В надежде найти помощь я выскочила из машины и первое, что увидела, — это ликующее «V» из указательного и среднего пальца над головой арабского пацана. На другой стороне дороги радостно кричали и махали руками его друзья. Они смотрели на меня, на мое окровавленное лицо, и они торжествовали! Ничего не видя вокруг, я с голыми руками бросилась на этого ублюдка, чем, конечно, вряд ли испугала его и его товарищей, но в это время на встречной полосе внезапно появилась патрульная полицейская машина.

Подростки бросились врассыпную. Главный виновник происшествия поскользнулся на все том же огромном масляном пятне, оставленном, наверное, тем самым сломавшимся грузовиком, груженным прутьями. Парень упал. Падая, он с размаху ударился локтем об асфальт. Я бросилась к полицейской машине, показывая в сторону Лениной «Мазды» и взывая о помощи, забыв, что кричу на русском языке и меня могут не понять.

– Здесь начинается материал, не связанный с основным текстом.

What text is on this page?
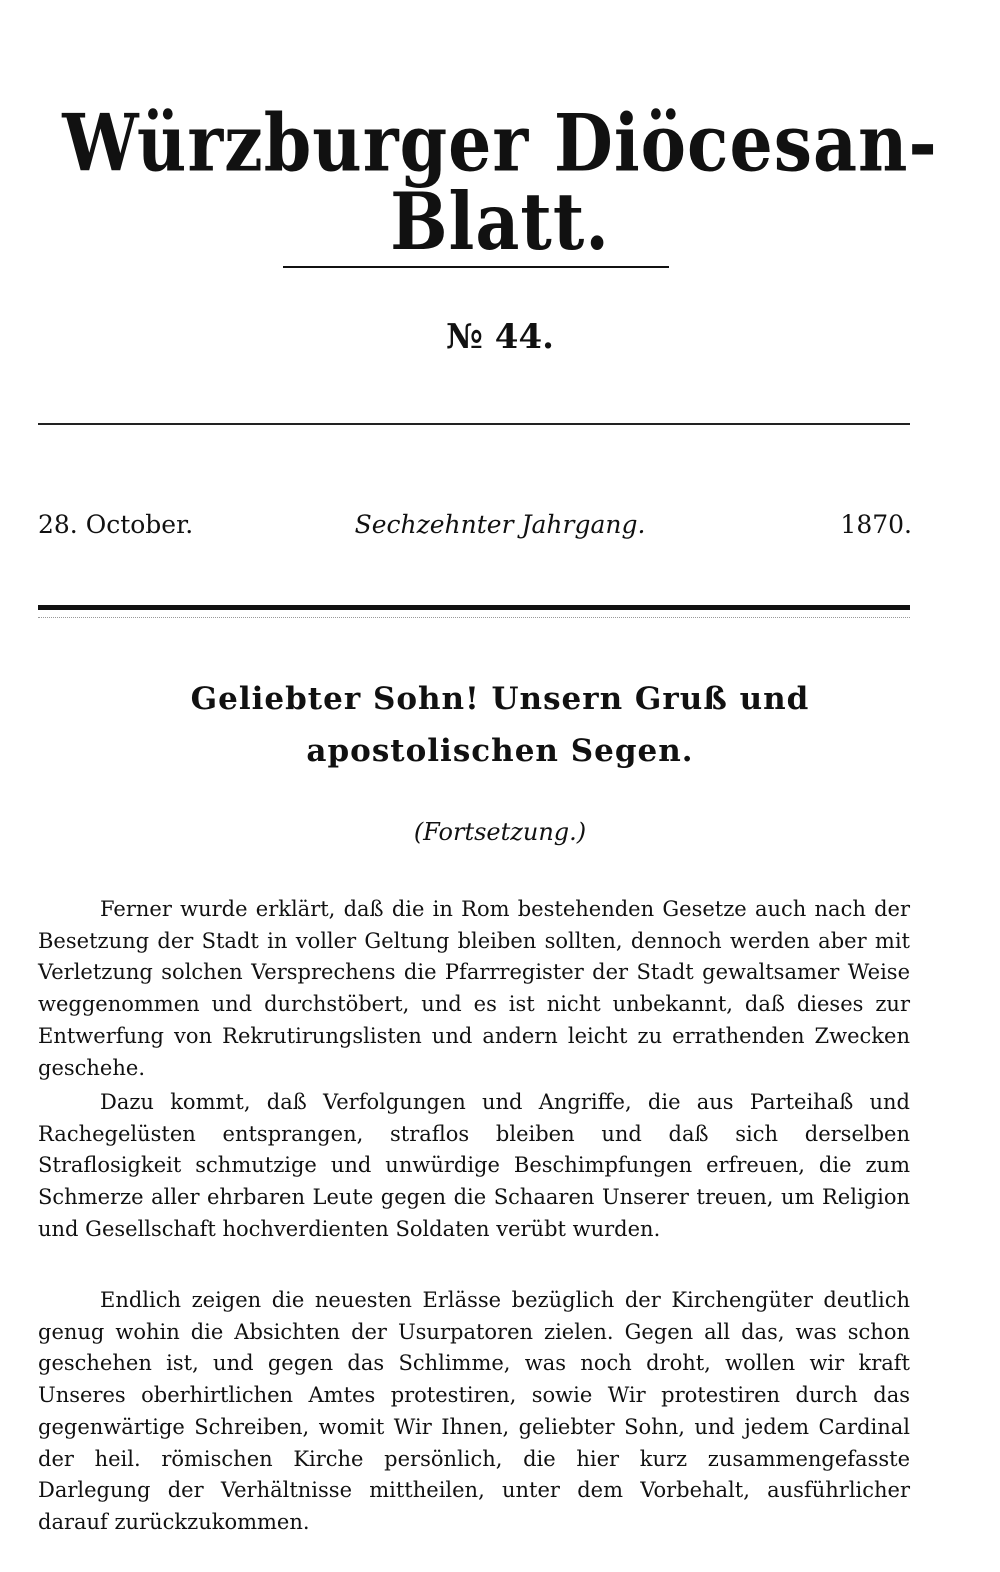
Würzburger Diöcesan-Blatt.
№ 44.
28. October.	Sechzehnter Jahrgang.	1870.
Geliebter Sohn! Unsern Gruß und apostolischen Segen.
(Fortsetzung.)

Ferner wurde erklärt, daß die in Rom bestehenden Gesetze auch nach der Besetzung der Stadt in voller Geltung bleiben sollten, dennoch werden aber mit Verletzung solchen Versprechens die Pfarrregister der Stadt gewaltsamer Weise weggenommen und durchstöbert, und es ist nicht unbekannt, daß dieses zur Entwerfung von Rekrutirungslisten und andern leicht zu errathenden Zwecken geschehe.

Dazu kommt, daß Verfolgungen und Angriffe, die aus Parteihaß und Rachegelüsten entsprangen, straflos bleiben und daß sich derselben Straflosigkeit schmutzige und unwürdige Beschimpfungen erfreuen, die zum Schmerze aller ehrbaren Leute gegen die Schaaren Unserer treuen, um Religion und Gesellschaft hochverdienten Soldaten verübt wurden.

Endlich zeigen die neuesten Erlässe bezüglich der Kirchengüter deutlich genug wohin die Absichten der Usurpatoren zielen. Gegen all das, was schon geschehen ist, und gegen das Schlimme, was noch droht, wollen wir kraft Unseres oberhirtlichen Amtes protestiren, sowie Wir protestiren durch das gegenwärtige Schreiben, womit Wir Ihnen, geliebter Sohn, und jedem Cardinal der heil. römischen Kirche persönlich, die hier kurz zusammengefasste Darlegung der Verhältnisse mittheilen, unter dem Vorbehalt, ausführlicher darauf zurückzukommen.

Полицейских было двое. Один остался в машине, а другой быстро вышел на дорогу. Судя по всему, они еще не понимали, что на самом деле произошло. Покинувший патрульную машину полицейский выхватил было свой пистолет и, сняв его с предохранителя, передернул затвор, но затем сунул оружие за пояс. Он принял через окно от своего товарища чемоданчик, на котором красовалась красная шестиконечная звезда, и побежал к арабскому подростку. Это был какой-то бред!

- Стойте! — закричала я. — Там умирает мой муж! Остановите ему кровь!

Присевший на корточки возле юного бандита полицейский повернул ко мне лицо и ответил на русском языке с сильным акцентом:

- Вначале мы должны помогать молодому неполнолетнему мальчуку! Потом уже к вам!

Бешенство дикой волной захлестнуло меня. Оказывается, они считают, что вначале необходимо помочь тому, кто пытался расправиться с нами! И только потому, что этот молодой ублюдок еще не вырос! Ему собирались помочь, чтобы он смог вырасти взрослым здоровым убийцей!

Я впилась взглядом в пистолет на поясе полицейского. Это был смахивающий на нашего «токарева» израильский «йерихо», изученный мной по альбомам еще во времена занятий в юношеской стрелковой секции. Как могла сильно я ударила стража порядка ногой в копчик. Потеряв равновесие, полицейский вскрикнул от боли и неожиданности и неловко повалился на дорогу. Я выхватила из-за его пояса оружие, направила в голову ублюдка и немедленно нажала на спусковой крючок. Я хорошо запомнила урок Семена, преподанный им в чеченском кабаке, и юный палестинец не успел увидеть свою смерть в моих руках.

Я трижды выстрелила ему в голову и трижды не промахнулась. Вскочившему на ноги полицейскому не пришлось меня разоружать — я сама бросила пистолет.

- Вот и все, б..! Здесь лечить некого! — проорала я, показывая рукой на разбрызганные по асфальту мозги. — Теперь ты, м… будешь помогать только нам!